Last month, pundits boldly claimed that the United Kingdom is being viewed as an emerging market nation. While this may exaggerate their current economic status, many were perturbed by the UK’s budget plan (released amidst political turnover and energy crises), and reactions simultaneously lowered GBP valuations while raising government bond yields. Such a combination often indicates supremely low confidence in the government. Thus, we ask: how does this connect to private markets? This month's chart uses the FTSE 350 as a proxy for historical public market sentiment of the UK in comparison to Cobalt’s in-house PME calculation to see if any notable comparisons could be drawn across various geographies in the past decade.

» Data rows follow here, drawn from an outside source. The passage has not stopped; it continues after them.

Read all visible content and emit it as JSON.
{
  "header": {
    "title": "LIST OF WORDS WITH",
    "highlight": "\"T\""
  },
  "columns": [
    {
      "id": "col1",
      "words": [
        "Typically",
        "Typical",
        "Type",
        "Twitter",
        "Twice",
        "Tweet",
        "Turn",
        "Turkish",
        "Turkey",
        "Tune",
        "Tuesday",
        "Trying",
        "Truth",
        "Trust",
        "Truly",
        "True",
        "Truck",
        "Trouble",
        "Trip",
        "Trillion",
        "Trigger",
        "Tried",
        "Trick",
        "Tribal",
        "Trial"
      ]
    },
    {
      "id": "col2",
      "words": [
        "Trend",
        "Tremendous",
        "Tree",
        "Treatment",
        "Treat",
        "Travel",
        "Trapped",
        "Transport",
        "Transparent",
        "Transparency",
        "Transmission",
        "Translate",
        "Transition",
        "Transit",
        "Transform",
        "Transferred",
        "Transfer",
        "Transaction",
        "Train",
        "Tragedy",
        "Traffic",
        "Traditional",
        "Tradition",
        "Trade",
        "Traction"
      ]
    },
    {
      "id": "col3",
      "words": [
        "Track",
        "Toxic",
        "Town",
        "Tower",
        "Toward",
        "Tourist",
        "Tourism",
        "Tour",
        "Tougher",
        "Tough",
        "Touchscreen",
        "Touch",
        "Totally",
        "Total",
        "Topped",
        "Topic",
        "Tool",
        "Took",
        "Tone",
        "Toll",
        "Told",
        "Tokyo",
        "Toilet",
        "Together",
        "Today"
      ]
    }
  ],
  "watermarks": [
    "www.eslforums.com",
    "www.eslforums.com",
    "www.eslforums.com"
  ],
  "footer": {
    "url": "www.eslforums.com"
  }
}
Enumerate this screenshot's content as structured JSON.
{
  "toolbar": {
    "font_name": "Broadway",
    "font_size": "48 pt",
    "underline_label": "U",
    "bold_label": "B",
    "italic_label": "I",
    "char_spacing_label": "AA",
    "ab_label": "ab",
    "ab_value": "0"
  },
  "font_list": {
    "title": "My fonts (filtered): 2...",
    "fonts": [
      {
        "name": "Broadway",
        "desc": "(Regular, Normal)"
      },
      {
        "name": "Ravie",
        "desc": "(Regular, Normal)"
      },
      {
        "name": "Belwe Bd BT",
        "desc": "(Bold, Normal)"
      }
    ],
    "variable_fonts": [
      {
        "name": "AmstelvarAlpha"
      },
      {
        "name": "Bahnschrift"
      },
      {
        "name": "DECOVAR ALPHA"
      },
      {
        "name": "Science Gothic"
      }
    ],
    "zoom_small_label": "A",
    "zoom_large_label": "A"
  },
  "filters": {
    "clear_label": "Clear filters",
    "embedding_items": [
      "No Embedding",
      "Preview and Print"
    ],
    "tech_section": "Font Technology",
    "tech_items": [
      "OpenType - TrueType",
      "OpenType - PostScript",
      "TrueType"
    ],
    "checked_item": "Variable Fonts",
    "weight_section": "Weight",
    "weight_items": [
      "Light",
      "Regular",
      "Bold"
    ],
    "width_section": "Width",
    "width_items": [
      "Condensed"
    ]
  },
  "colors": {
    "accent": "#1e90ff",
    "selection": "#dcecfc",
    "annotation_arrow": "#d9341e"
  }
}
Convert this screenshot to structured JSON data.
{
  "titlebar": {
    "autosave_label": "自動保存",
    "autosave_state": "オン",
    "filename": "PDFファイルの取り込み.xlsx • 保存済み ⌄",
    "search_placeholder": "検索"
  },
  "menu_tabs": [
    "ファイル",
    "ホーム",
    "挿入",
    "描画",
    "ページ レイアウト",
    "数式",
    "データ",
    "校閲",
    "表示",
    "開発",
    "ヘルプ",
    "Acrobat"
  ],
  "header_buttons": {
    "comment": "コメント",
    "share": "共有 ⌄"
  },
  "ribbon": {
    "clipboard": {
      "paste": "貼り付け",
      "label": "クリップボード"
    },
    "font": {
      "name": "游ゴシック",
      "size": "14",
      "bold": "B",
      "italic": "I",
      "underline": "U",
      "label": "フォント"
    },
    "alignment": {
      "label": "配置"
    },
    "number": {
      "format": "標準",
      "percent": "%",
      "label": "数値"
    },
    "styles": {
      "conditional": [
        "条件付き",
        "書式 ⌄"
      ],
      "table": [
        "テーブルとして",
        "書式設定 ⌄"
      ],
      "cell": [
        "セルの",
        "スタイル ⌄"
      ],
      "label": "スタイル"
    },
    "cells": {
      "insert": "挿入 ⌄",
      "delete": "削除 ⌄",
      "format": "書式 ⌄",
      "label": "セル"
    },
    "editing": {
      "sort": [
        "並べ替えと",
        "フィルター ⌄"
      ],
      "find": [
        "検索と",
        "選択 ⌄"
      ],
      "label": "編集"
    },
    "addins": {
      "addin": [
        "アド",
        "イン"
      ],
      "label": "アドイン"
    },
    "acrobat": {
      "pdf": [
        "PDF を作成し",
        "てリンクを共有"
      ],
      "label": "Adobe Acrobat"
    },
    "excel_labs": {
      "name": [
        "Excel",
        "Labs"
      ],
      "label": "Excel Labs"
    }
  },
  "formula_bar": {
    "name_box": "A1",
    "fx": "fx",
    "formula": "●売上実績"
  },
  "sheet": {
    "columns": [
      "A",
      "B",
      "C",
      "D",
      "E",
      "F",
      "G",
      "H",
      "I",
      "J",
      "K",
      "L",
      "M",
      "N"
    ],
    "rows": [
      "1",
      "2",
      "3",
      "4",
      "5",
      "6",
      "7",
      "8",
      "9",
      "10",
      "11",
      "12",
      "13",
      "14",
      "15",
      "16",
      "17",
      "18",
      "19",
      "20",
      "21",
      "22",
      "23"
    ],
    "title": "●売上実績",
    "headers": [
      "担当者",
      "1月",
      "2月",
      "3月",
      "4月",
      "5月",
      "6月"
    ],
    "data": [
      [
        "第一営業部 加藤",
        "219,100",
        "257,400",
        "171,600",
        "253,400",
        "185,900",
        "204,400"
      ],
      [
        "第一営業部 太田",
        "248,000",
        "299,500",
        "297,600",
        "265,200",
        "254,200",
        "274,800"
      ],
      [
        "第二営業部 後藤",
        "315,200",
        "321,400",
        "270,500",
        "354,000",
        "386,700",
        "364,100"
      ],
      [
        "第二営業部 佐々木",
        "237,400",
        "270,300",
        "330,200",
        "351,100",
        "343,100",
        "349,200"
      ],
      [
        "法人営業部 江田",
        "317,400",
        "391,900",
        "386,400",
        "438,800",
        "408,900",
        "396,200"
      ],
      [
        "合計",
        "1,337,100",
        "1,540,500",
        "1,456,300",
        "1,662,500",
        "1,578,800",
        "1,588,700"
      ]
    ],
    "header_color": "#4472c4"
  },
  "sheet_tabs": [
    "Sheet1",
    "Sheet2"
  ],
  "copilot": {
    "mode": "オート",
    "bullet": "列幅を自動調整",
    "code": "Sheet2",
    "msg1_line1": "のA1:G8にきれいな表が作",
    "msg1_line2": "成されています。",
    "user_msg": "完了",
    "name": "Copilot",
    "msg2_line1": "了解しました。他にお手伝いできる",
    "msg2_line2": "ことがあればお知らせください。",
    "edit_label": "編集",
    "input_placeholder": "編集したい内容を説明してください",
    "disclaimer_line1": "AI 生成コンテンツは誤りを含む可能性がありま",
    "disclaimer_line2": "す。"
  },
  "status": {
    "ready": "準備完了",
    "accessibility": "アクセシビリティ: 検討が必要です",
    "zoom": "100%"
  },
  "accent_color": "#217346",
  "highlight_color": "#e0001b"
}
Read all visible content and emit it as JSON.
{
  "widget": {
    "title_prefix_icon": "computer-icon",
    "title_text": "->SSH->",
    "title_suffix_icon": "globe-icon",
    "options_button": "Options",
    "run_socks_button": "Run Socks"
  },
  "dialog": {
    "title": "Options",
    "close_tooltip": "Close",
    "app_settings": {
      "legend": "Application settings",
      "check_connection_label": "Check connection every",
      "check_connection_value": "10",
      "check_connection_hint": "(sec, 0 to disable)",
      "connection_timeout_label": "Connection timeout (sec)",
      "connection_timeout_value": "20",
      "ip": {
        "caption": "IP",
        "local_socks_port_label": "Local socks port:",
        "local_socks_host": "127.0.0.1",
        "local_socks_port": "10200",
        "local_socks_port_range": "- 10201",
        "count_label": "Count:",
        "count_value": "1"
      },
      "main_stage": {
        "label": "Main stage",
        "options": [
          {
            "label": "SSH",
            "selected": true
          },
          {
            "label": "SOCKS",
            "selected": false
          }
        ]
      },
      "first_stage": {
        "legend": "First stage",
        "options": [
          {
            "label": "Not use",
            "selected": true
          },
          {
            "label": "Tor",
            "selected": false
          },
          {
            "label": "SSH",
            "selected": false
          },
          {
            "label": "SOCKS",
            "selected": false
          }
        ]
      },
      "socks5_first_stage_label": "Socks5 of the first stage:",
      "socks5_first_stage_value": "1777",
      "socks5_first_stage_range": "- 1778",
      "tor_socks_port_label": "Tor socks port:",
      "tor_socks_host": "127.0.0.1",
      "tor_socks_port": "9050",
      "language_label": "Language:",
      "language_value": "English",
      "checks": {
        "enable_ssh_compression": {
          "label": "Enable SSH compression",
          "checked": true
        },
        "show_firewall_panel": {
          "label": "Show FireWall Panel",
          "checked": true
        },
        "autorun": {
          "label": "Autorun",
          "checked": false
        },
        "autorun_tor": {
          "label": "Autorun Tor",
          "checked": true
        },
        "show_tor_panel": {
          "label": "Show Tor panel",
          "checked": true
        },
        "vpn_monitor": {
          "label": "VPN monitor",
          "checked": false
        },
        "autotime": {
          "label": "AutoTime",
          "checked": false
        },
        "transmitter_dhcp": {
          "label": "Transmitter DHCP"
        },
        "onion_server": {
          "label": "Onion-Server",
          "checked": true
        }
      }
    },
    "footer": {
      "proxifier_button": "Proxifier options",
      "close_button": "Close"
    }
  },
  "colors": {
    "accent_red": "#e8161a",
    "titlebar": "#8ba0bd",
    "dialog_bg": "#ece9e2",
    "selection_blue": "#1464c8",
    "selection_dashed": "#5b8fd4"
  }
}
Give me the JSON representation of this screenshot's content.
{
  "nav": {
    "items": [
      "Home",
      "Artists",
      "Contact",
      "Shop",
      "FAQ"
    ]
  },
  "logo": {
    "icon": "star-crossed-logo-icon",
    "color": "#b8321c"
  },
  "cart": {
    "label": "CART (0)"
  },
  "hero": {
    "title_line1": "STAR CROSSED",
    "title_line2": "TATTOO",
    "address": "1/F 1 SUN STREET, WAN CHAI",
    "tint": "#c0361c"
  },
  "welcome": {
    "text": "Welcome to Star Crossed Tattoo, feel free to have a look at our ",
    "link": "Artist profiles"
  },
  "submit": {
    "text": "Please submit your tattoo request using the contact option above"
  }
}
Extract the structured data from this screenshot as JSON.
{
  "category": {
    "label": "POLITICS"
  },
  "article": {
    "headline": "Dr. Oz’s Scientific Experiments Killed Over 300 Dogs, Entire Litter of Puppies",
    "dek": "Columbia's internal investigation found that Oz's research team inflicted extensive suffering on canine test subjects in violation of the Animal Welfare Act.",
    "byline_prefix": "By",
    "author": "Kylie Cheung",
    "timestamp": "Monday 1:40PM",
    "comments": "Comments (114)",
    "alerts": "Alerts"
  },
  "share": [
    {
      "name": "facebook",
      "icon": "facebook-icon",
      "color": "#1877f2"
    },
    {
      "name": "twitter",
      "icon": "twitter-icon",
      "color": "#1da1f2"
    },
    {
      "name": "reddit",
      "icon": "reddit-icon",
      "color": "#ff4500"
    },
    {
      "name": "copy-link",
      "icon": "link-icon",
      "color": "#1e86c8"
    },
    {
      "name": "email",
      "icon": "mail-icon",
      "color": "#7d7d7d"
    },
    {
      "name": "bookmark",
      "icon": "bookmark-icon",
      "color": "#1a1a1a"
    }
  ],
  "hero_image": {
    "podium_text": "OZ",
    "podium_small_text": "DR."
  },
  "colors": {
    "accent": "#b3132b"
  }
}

Please note: “Emerging Markets” refers to any private fund that invests in Emerging Markets across the globe, rather than a particular region.
Key Takeaways:
- In the chart above, ‘Europe – Western’ acts as a proxy for UK Buyout performance. Unsurprisingly, ‘European Buyout’ offers a premium to public market performance over that period. Even though the European funds contain more nations and funds than just British ones, it still convincingly shows private market outperformance by that region’s funds. ‘North America’ also delivered similar levels of outperformance. While not all developed regions will deliver identical returns, they will likely deliver outperformance over public markets regardless of which developed region is chosen.
- Two examples of emerging market funds are presented in ‘Asia – Emerging’ and ‘Latin America’. In both examples, the reader can once again see consistent outperformance by private markets compared to the FTSE public benchmark. Despite lacking much of the deal infrastructure enjoyed by developed markets, the opportunity for growth and rapidly increased investment into these regions over the past decade allow for the significant outperformance seen here.
- Finally, funds that are invested across the emerging market display the weakest overall performance. Ironically, the FTSE shows the closest return to the private emerging market landscape. However, this says more about the overall risk/return profile of emerging markets than public market performance and should caution that regional diversity does not inherently improve performance.
Looking Ahead:
- As the British markets roil forward, European private markets will likely continue to demonstrate outperformance over their public counterparts. Moreover, if British public securities, bonds, and currency conditions continue to worsen, we may see greater investment into private markets across the globe.
- Even emerging markets may see improvement. While the British economy may not truly be an emerging market, the decreased demand for its assets and the ever-increasing funding and infrastructure funneling into emerging opportunities may push further outperformance there, even in areas where present outperformance is less significant.